MANILA— Philippine merchandise exports grew by 21.3 percent, making it the top export performer among selected East and Southeast Asian economies, and raising hopes for a stronger expansion for the rest of 2014, according to the National Economic and Development Authority (NEDA).

“This is the highest level since the economy started posting a continuous positive growth in the same period last year. It is also way faster than the 6.9-percent increase in May 2014 and the 4.1-percent expansion in June 2013,” said Economic Planning Secretary Arsenio M. Balisacan.

The Philippines outperformed Vietnam (12.7%), People’s Republic of China (7.2%), Malaysia (5.6%), Singapore (4.7%), Thailand (3.9%), Indonesia (3.8%), Hong Kong (2.7%), Republic of Korea (2.5%), Taiwan (1.2%), and Japan (-6.5%).

Philippine exports grew to US$5.4 billion from US$4.5 billion in June 20l3. For the first half of 2014, total exports rose by 8.3 percent to US$29.8 billion from US$27.5 billion in a comparable period last year.

“The export gains are broad-based, as reflected by increased overseas demand for our manufactures, mineral products, total agro-based, and forest products. This also indicates that the global economy is ready for a strong recovery,” said Balisacan, who is also NEDA Director-General.

Manufactured goods posted a double-digit growth rate of 15.7 percent, which amounted to US$4.3 billion in June 2014 from US$3.7 billion in June 2013. Most notably, the exports value of electronics products reached US$2.2 billion in June 2014, up by 10.7 percent compared to US$2.0 billion in the same period last year.

In addition, semiconductors, which comprised more than half of the country’s total electronics exports during the period, posted its first positive growth rate in 2014.

“The positive performance of semiconductor exports mirrored the upward trend in the global chip industry,” said Balisacan.

Likewise, strong outward sales of iron ore agglomerates and chromium ore with Japan and China propelled mineral products to a hefty growth rate of 85.1 percent, amounting to US$486.0 million in June 2014 from US$262.5 million in June 2013.

Forest products also registered a 24.0-percent growth in export revenues in June 2014, as supported by strong overseas sales of logs and lumber.

Meanwhile, total export revenues from petroleum products contracted by 99.9 percent from US$89.4 million June 2013 to US$0.06 million in June 2014 due to lower export volume.

“Our overall outlook for Philippine merchandise exports continues to be optimistic in view of favorable expectations on the global economy for the rest of 2014, particularly on the growth prospects of advanced countries such as the USA and the Euro Area,” said Balisacan.

“On the domestic front, industry expectations also point to a favorable export performance for the full-year 2014. For instance, the Semiconductors and Electronics Industries in the Philippines, Inc. (SEIPI) and exporters of some non-electronics manufactures such as furniture, fixtures and garments expect upward adjustment and expansions in their annual growth forecasts,” he added.

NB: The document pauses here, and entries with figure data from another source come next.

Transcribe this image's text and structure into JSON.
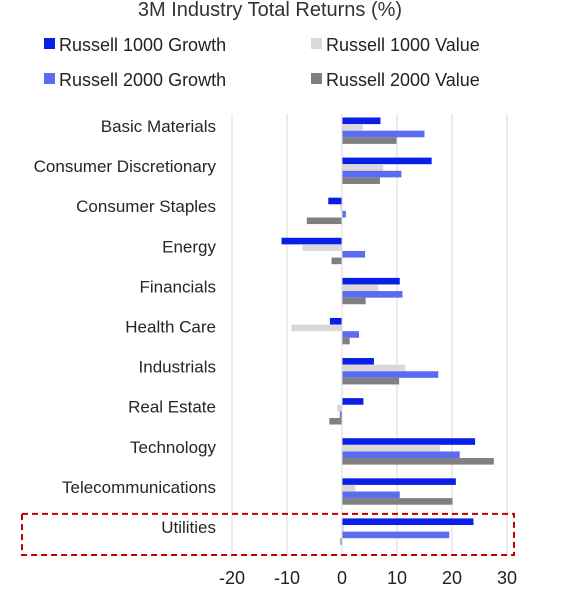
{
  "chart_data": {
    "type": "bar",
    "orientation": "horizontal",
    "title": "3M Industry Total Returns (%)",
    "xlabel": "",
    "ylabel": "",
    "xlim": [
      -20,
      30
    ],
    "xticks": [
      "-20",
      "-10",
      "0",
      "10",
      "20",
      "30"
    ],
    "grid": "vertical",
    "legend_position": "top",
    "categories": [
      "Basic Materials",
      "Consumer Discretionary",
      "Consumer Staples",
      "Energy",
      "Financials",
      "Health Care",
      "Industrials",
      "Real Estate",
      "Technology",
      "Telecommunications",
      "Utilities"
    ],
    "series": [
      {
        "name": "Russell 1000 Growth",
        "color": "#0a1fe6",
        "values": [
          7.0,
          16.3,
          -2.5,
          -11.0,
          10.5,
          -2.2,
          5.8,
          3.9,
          24.2,
          20.7,
          23.9
        ]
      },
      {
        "name": "Russell 1000 Value",
        "color": "#d9d9d9",
        "values": [
          3.8,
          7.5,
          -0.3,
          -7.2,
          6.6,
          -9.2,
          11.5,
          -0.9,
          17.8,
          2.4,
          0.3
        ]
      },
      {
        "name": "Russell 2000 Growth",
        "color": "#5c6cf0",
        "values": [
          15.0,
          10.8,
          0.7,
          4.2,
          11.0,
          3.1,
          17.5,
          -0.4,
          21.4,
          10.5,
          19.5
        ]
      },
      {
        "name": "Russell 2000 Value",
        "color": "#808080",
        "values": [
          9.9,
          6.9,
          -6.4,
          -1.9,
          4.3,
          1.4,
          10.4,
          -2.3,
          27.6,
          20.1,
          -0.3
        ]
      }
    ],
    "highlight": {
      "category": "Utilities",
      "style": "dashed-box",
      "color": "#c00000"
    }
  }
}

“For agro-based commodities, bright prospects for banana and mango exports are seen on the back of a possible increase in market access, notably in Australia and the US,” the cabinet official concluded.

Japan remains as the top destination of Philippine exports, accounting for 17.6 percent of the country’s total overseas merchandise sales receipts, with a total value of US$956 million.

PR China was the second largest export market with a 15.8-percent share, followed by the USA with 13.8-percent share in total exports.

In terms of regional destination, shipments to the Association of Southeast Nations (ASEAN) member-countries comprised about 14.2 percent of total exports while the European Union covered 10.2 percent.